Monday, October 6, 2008

Oops! I forgot

Charles Nemeroff, a prominent professor of psychiatry at Emory University has a bit of a memory problem. He forgot to disclose to his employer that he received $500,000 from the drug company, Glaxo, while getting paid by the taxpayer for studying the company's drugs. He gave lectures to other doctors (who dole these drugs out to you and I) about Glaxo's "blockbuster" anti-depressant, Paxil.

The good doctor denied having a "significant relationship with Glaxo. Emory bosses say they have a "conflicts threshold" of 10,000 a year. But it turns out the doc received $960,000 from Glaxo while telling his bosses he received $35,000. Not a bad deal. I doubt if he had any bad things to say about Glaxo's drugs. I am pretty sure too that those above him knew about these and said nothing; they're all liars.

The prof received $3500 a speech plus expenses, at times giving 2 a day

Being the good citizen that he is, the doc "voluntarily" stepped down "pending resolution of the issue" according to the Wall Street Journal. Isn't that swell of him?

Glaxo, the drug dealers, claim that they have "rigorous guidlines governing our interaction with health care preofessionals" who speak at their events, and requires them to "proactively disclose" these relationships.

And this is the tip of the iceberg. On top of it, millions of people in the US can't get health care or lose all their life's possesions because they go bankrupt due to illness. These people, the universities, the drug giants, will not police themselves or protect working people.

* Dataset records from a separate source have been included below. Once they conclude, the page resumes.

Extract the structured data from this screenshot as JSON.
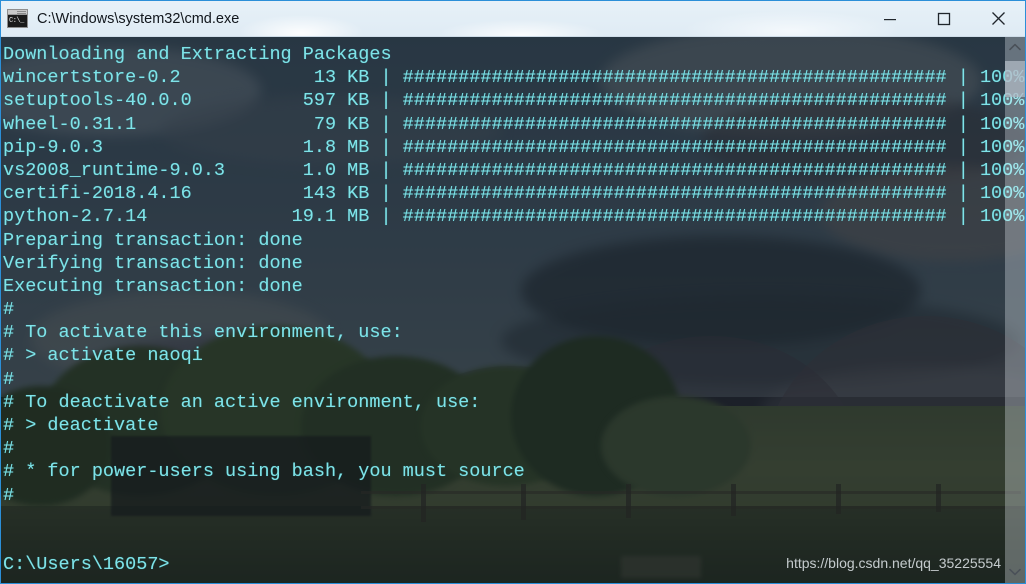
{
  "window": {
    "title": "C:\\Windows\\system32\\cmd.exe",
    "icon": "cmd-icon",
    "icon_glyph": "C:\\_",
    "border_color": "#2b8fd8",
    "controls": [
      {
        "name": "minimize",
        "label": "—"
      },
      {
        "name": "maximize",
        "label": "□"
      },
      {
        "name": "close",
        "label": "✕"
      }
    ]
  },
  "console": {
    "foreground_color": "#7fe3e8",
    "background_color": "rgba(10,18,26,0.62)",
    "header": "Downloading and Extracting Packages",
    "bar_char": "#",
    "bar_length": 49,
    "packages": [
      {
        "name": "wincertstore-0.2",
        "size": "13 KB",
        "percent": "100%"
      },
      {
        "name": "setuptools-40.0.0",
        "size": "597 KB",
        "percent": "100%"
      },
      {
        "name": "wheel-0.31.1",
        "size": "79 KB",
        "percent": "100%"
      },
      {
        "name": "pip-9.0.3",
        "size": "1.8 MB",
        "percent": "100%"
      },
      {
        "name": "vs2008_runtime-9.0.3",
        "size": "1.0 MB",
        "percent": "100%"
      },
      {
        "name": "certifi-2018.4.16",
        "size": "143 KB",
        "percent": "100%"
      },
      {
        "name": "python-2.7.14",
        "size": "19.1 MB",
        "percent": "100%"
      }
    ],
    "transactions": [
      "Preparing transaction: done",
      "Verifying transaction: done",
      "Executing transaction: done"
    ],
    "notes": [
      "#",
      "# To activate this environment, use:",
      "# > activate naoqi",
      "#",
      "# To deactivate an active environment, use:",
      "# > deactivate",
      "#",
      "# * for power-users using bash, you must source",
      "#",
      "",
      "",
      "C:\\Users\\16057>"
    ],
    "prompt": "C:\\Users\\16057>"
  },
  "scrollbar": {
    "up_arrow": "⌃",
    "down_arrow": "⌄"
  },
  "watermark": {
    "text": "https://blog.csdn.net/qq_35225554"
  }
}
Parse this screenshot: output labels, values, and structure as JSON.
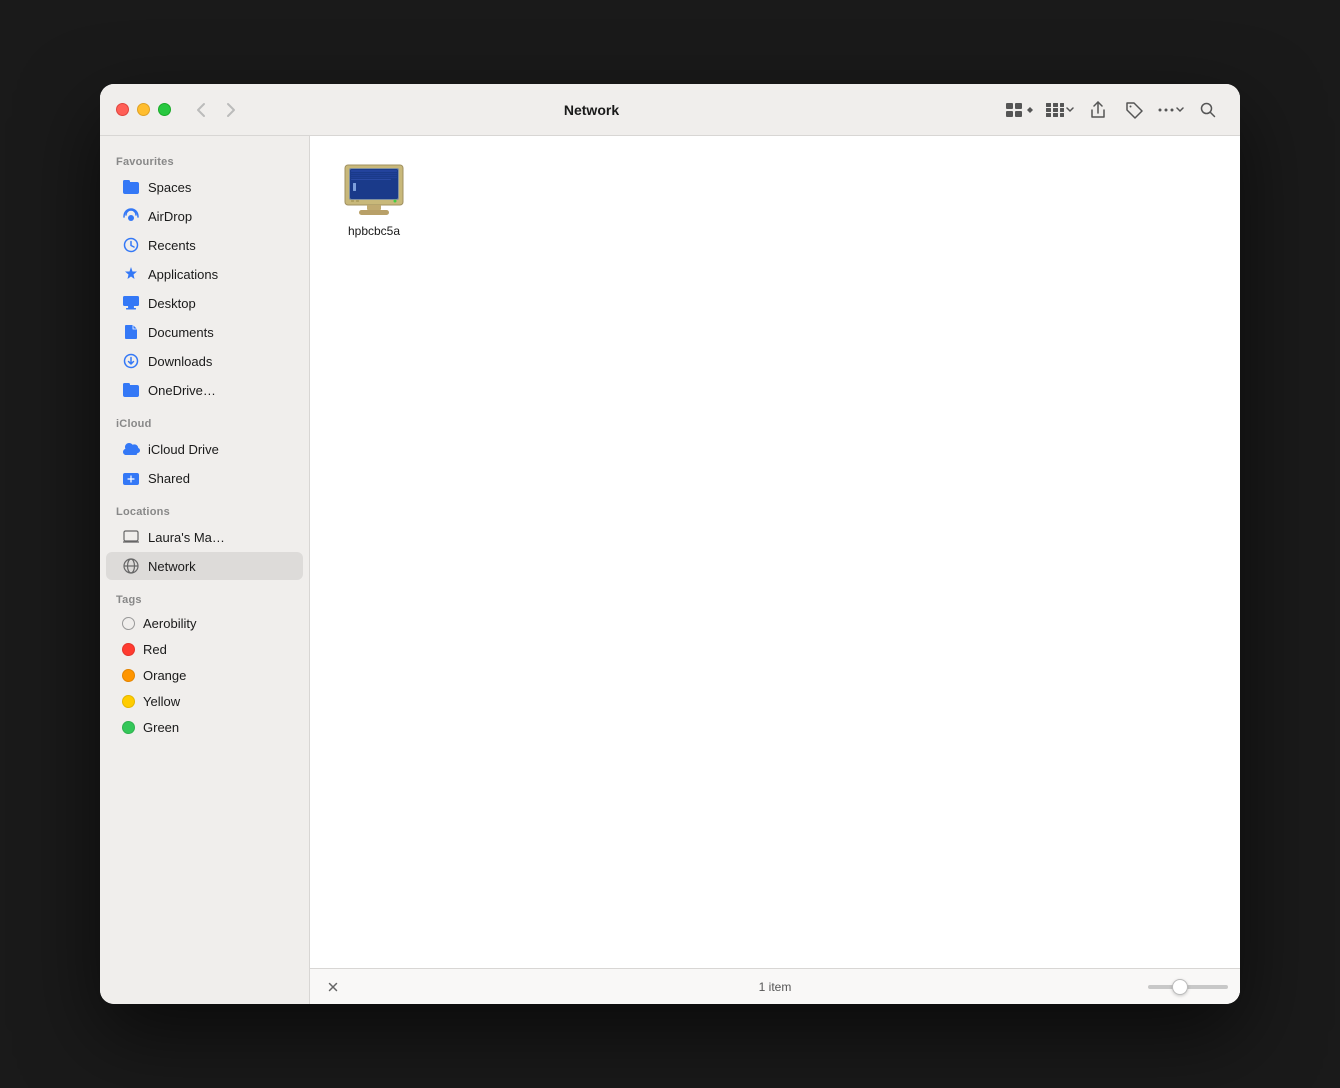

The whole system is rotten with corruption and as long as the provision of medical care and other social needs are in private hands this will continue. Just like the rest of the economy, the capitalists will not "self regulate" they never have and they never will. The very nature of the system forces them to do what they do.

The only solution in health care, the development, research and technique associated with it as well as all the forces of production in society as a whole, is to free them from the slavery of the "cabal of private interests".

Does anyone not seriously believe that the working class in control of production and the planning and use of society's resources cannot do better than this?

As has already been stated on these pages, the capitalist class has forfeited their right to govern.

Do you think the honorable professor will get the same sentence as OJ?